В XV-XVI веках, в эпоху непрерывных междоусобных войн, моральные догмы кодекса бусидо уже достаточно четко сложились в сознании самурайства, хотя, как известно, в письменном виде они были впервые сформулированы и зафиксированы лишь в начале XVIII века в известном трактате «Хагакурэ»[300]
Это не означает, разумеется, что в реальной действительности догмы бусидо неукоснительно соблюдались. Напротив! Недаром современный критик и литературовед Сюити Като пишет: «Автор трактата «Хагакурэ», по-видимому, плохо знал самураев XIV, XV и XVI веков. Иначе вместо слов: «Суть бусидо — готовность к смерти»[301] он написал бы: «Суть бусидо — вероломство»[302].В самом деле, предательство, измена, вероломство встречаются на каждом шагу в истории средневековой Японии, как, впрочем, и в истории других стран в эпоху средневековья. Тем активнее нужно было утверждать идеальные нормы поведения самурая в литературе. Известно, что кодекс бусидо, в отличие от европейских представлений о рыцарской чести, допускал и жестокость, и коварство, воспевал не просто военную хитрость, а именно умение любым, даже весьма неблаговидным, с современной точки зрения, способом обмануть противника, добиться своей цели любым путем. И тем не менее главными заповедями оставались готовность без колебания отдать жизнь во исполнение вассального долга и личное воинское искусство. Отсюда изобилие кровавых сцен в «Сказании», подробные описания жестоких поединков, самоубийств посредством харакири, когда человек, взрезав себе живот, собственными руками вываливает кишки наружу... Именно так умирает главный герой Ёсицунэ, а рядом с ним как истинно добродетельная супруга добровольно принимает удар меча его жена. Верный вассал убивает также маленького сына и новорожденную дочь Ёсицунэ, после чего, конечно, и сам кончает жизнь самоубийством — средневековая история Японии действительно знает немало случаев подобного рода совместных самоубийств. Не удивительно поэтому, что судьбы многочисленных персонажей «Сказания», этих воплощенных носителей кодекса бусидо, находили живой отклик и сочувствие в среде самурайства, способствовали популярности «Сказания» в средневековом обществе.
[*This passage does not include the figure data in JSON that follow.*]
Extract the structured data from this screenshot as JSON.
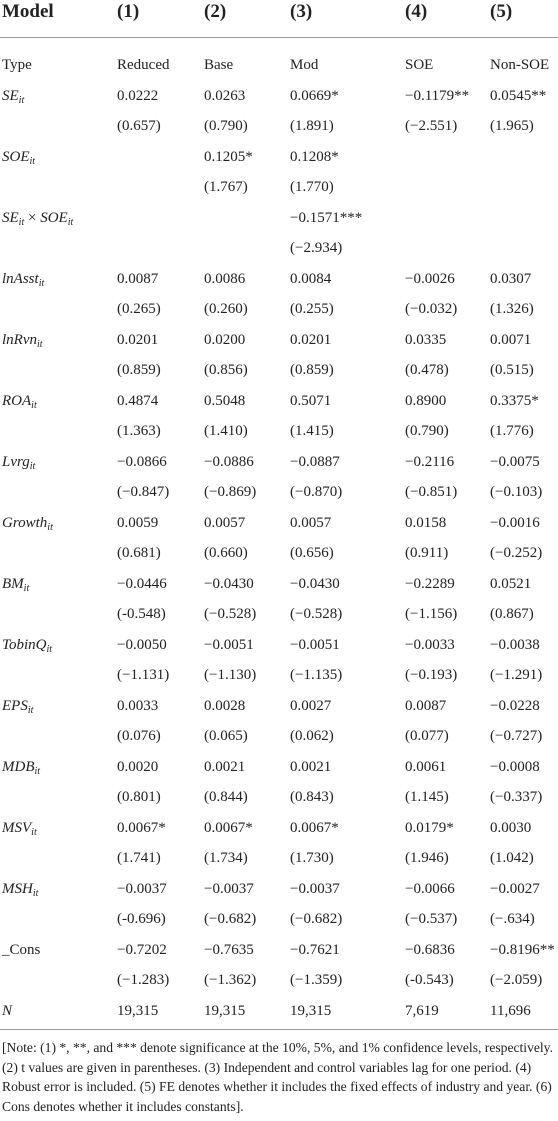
{
  "table": {
    "header": [
      "Model",
      "(1)",
      "(2)",
      "(3)",
      "(4)",
      "(5)"
    ],
    "rows": [
      {
        "label": [
          {
            "text": "Type"
          }
        ],
        "cells": [
          "Reduced",
          "Base",
          "Mod",
          "SOE",
          "Non-SOE"
        ]
      },
      {
        "label": [
          {
            "text": "SE",
            "sub": "it"
          }
        ],
        "cells": [
          "0.0222",
          "0.0263",
          "0.0669*",
          "−0.1179**",
          "0.0545**"
        ]
      },
      {
        "label": null,
        "cells": [
          "(0.657)",
          "(0.790)",
          "(1.891)",
          "(−2.551)",
          "(1.965)"
        ]
      },
      {
        "label": [
          {
            "text": "SOE",
            "sub": "it"
          }
        ],
        "cells": [
          null,
          "0.1205*",
          "0.1208*",
          null,
          null
        ]
      },
      {
        "label": null,
        "cells": [
          null,
          "(1.767)",
          "(1.770)",
          null,
          null
        ]
      },
      {
        "label": [
          {
            "text": "SE",
            "sub": "it"
          },
          {
            "text": " × "
          },
          {
            "text": "SOE",
            "sub": "it"
          }
        ],
        "cells": [
          null,
          null,
          "−0.1571***",
          null,
          null
        ]
      },
      {
        "label": null,
        "cells": [
          null,
          null,
          "(−2.934)",
          null,
          null
        ]
      },
      {
        "label": [
          {
            "text": "lnAsst",
            "sub": "it"
          }
        ],
        "cells": [
          "0.0087",
          "0.0086",
          "0.0084",
          "−0.0026",
          "0.0307"
        ]
      },
      {
        "label": null,
        "cells": [
          "(0.265)",
          "(0.260)",
          "(0.255)",
          "(−0.032)",
          "(1.326)"
        ]
      },
      {
        "label": [
          {
            "text": "lnRvn",
            "sub": "it"
          }
        ],
        "cells": [
          "0.0201",
          "0.0200",
          "0.0201",
          "0.0335",
          "0.0071"
        ]
      },
      {
        "label": null,
        "cells": [
          "(0.859)",
          "(0.856)",
          "(0.859)",
          "(0.478)",
          "(0.515)"
        ]
      },
      {
        "label": [
          {
            "text": "ROA",
            "sub": "it"
          }
        ],
        "cells": [
          "0.4874",
          "0.5048",
          "0.5071",
          "0.8900",
          "0.3375*"
        ]
      },
      {
        "label": null,
        "cells": [
          "(1.363)",
          "(1.410)",
          "(1.415)",
          "(0.790)",
          "(1.776)"
        ]
      },
      {
        "label": [
          {
            "text": "Lvrg",
            "sub": "it"
          }
        ],
        "cells": [
          "−0.0866",
          "−0.0886",
          "−0.0887",
          "−0.2116",
          "−0.0075"
        ]
      },
      {
        "label": null,
        "cells": [
          "(−0.847)",
          "(−0.869)",
          "(−0.870)",
          "(−0.851)",
          "(−0.103)"
        ]
      },
      {
        "label": [
          {
            "text": "Growth",
            "sub": "it"
          }
        ],
        "cells": [
          "0.0059",
          "0.0057",
          "0.0057",
          "0.0158",
          "−0.0016"
        ]
      },
      {
        "label": null,
        "cells": [
          "(0.681)",
          "(0.660)",
          "(0.656)",
          "(0.911)",
          "(−0.252)"
        ]
      },
      {
        "label": [
          {
            "text": "BM",
            "sub": "it"
          }
        ],
        "cells": [
          "−0.0446",
          "−0.0430",
          "−0.0430",
          "−0.2289",
          "0.0521"
        ]
      },
      {
        "label": null,
        "cells": [
          "(-0.548)",
          "(−0.528)",
          "(−0.528)",
          "(−1.156)",
          "(0.867)"
        ]
      },
      {
        "label": [
          {
            "text": "TobinQ",
            "sub": "it"
          }
        ],
        "cells": [
          "−0.0050",
          "−0.0051",
          "−0.0051",
          "−0.0033",
          "−0.0038"
        ]
      },
      {
        "label": null,
        "cells": [
          "(−1.131)",
          "(−1.130)",
          "(−1.135)",
          "(−0.193)",
          "(−1.291)"
        ]
      },
      {
        "label": [
          {
            "text": "EPS",
            "sub": "it"
          }
        ],
        "cells": [
          "0.0033",
          "0.0028",
          "0.0027",
          "0.0087",
          "−0.0228"
        ]
      },
      {
        "label": null,
        "cells": [
          "(0.076)",
          "(0.065)",
          "(0.062)",
          "(0.077)",
          "(−0.727)"
        ]
      },
      {
        "label": [
          {
            "text": "MDB",
            "sub": "it"
          }
        ],
        "cells": [
          "0.0020",
          "0.0021",
          "0.0021",
          "0.0061",
          "−0.0008"
        ]
      },
      {
        "label": null,
        "cells": [
          "(0.801)",
          "(0.844)",
          "(0.843)",
          "(1.145)",
          "(−0.337)"
        ]
      },
      {
        "label": [
          {
            "text": "MSV",
            "sub": "it"
          }
        ],
        "cells": [
          "0.0067*",
          "0.0067*",
          "0.0067*",
          "0.0179*",
          "0.0030"
        ]
      },
      {
        "label": null,
        "cells": [
          "(1.741)",
          "(1.734)",
          "(1.730)",
          "(1.946)",
          "(1.042)"
        ]
      },
      {
        "label": [
          {
            "text": "MSH",
            "sub": "it"
          }
        ],
        "cells": [
          "−0.0037",
          "−0.0037",
          "−0.0037",
          "−0.0066",
          "−0.0027"
        ]
      },
      {
        "label": null,
        "cells": [
          "(-0.696)",
          "(−0.682)",
          "(−0.682)",
          "(−0.537)",
          "(−.634)"
        ]
      },
      {
        "label": [
          {
            "text": "_Cons"
          }
        ],
        "cells": [
          "−0.7202",
          "−0.7635",
          "−0.7621",
          "−0.6836",
          "−0.8196**"
        ]
      },
      {
        "label": null,
        "cells": [
          "(−1.283)",
          "(−1.362)",
          "(−1.359)",
          "(-0.543)",
          "(−2.059)"
        ]
      },
      {
        "label": [
          {
            "text": "N"
          }
        ],
        "cells": [
          "19,315",
          "19,315",
          "19,315",
          "7,619",
          "11,696"
        ]
      }
    ],
    "note": "[Note: (1) *, **, and *** denote significance at the 10%, 5%, and 1% confidence levels, respectively. (2) t values are given in parentheses. (3) Independent and control variables lag for one period. (4) Robust error is included. (5) FE denotes whether it includes the fixed effects of industry and year. (6) Cons denotes whether it includes constants]."
  }
}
И все же главной причиной, превратившей Ёсицунэ в одного из самых любимых литературных героев своего времени, была легенда о его незаслуженно трагической участи. В воображении читателей он остался честным и храбрым и, несмотря на это, оклеветанным и гонимым. Такому человеку можно было от всей души
«Сказание» написано живым разговорным языком своего времени, значительно упрощенным в сравнении с более ранними произведениями или со сложными, полными литературных аллюзий пьесами театра Но, принадлежавшими к «высокой» литературе. События здесь развиваются бурно, одно приключение следует за другим, большое место занимает живой диалог, хотя в лирических местах, в особенности при описании пейзажей, проза, в соответствии со средневековым литературным каноном, сменяется стихами. Характеры персонажей тоже строятся вполне стереотипно — они начисто лишены внутреннего движения. Духовный мир юного Ёсицунэ в начале книги ничуть не меняется к концу его жизни. Читатель не должен на это сетовать — литература овладела умением изображать внутреннее развитие личности значительно позже, только с наступлением Нового времени. Но и в том виде, в котором запечатлены образы героев «Сказания», словно в средневековой живописи, обращенные к нам как бы в одном-единственном ракурсе, они могут многое рассказать не только о том, чем жили люди в давно прошедшие времена, но и о том, что неотъемлемой частью вошло в культурное наследие современной Японии.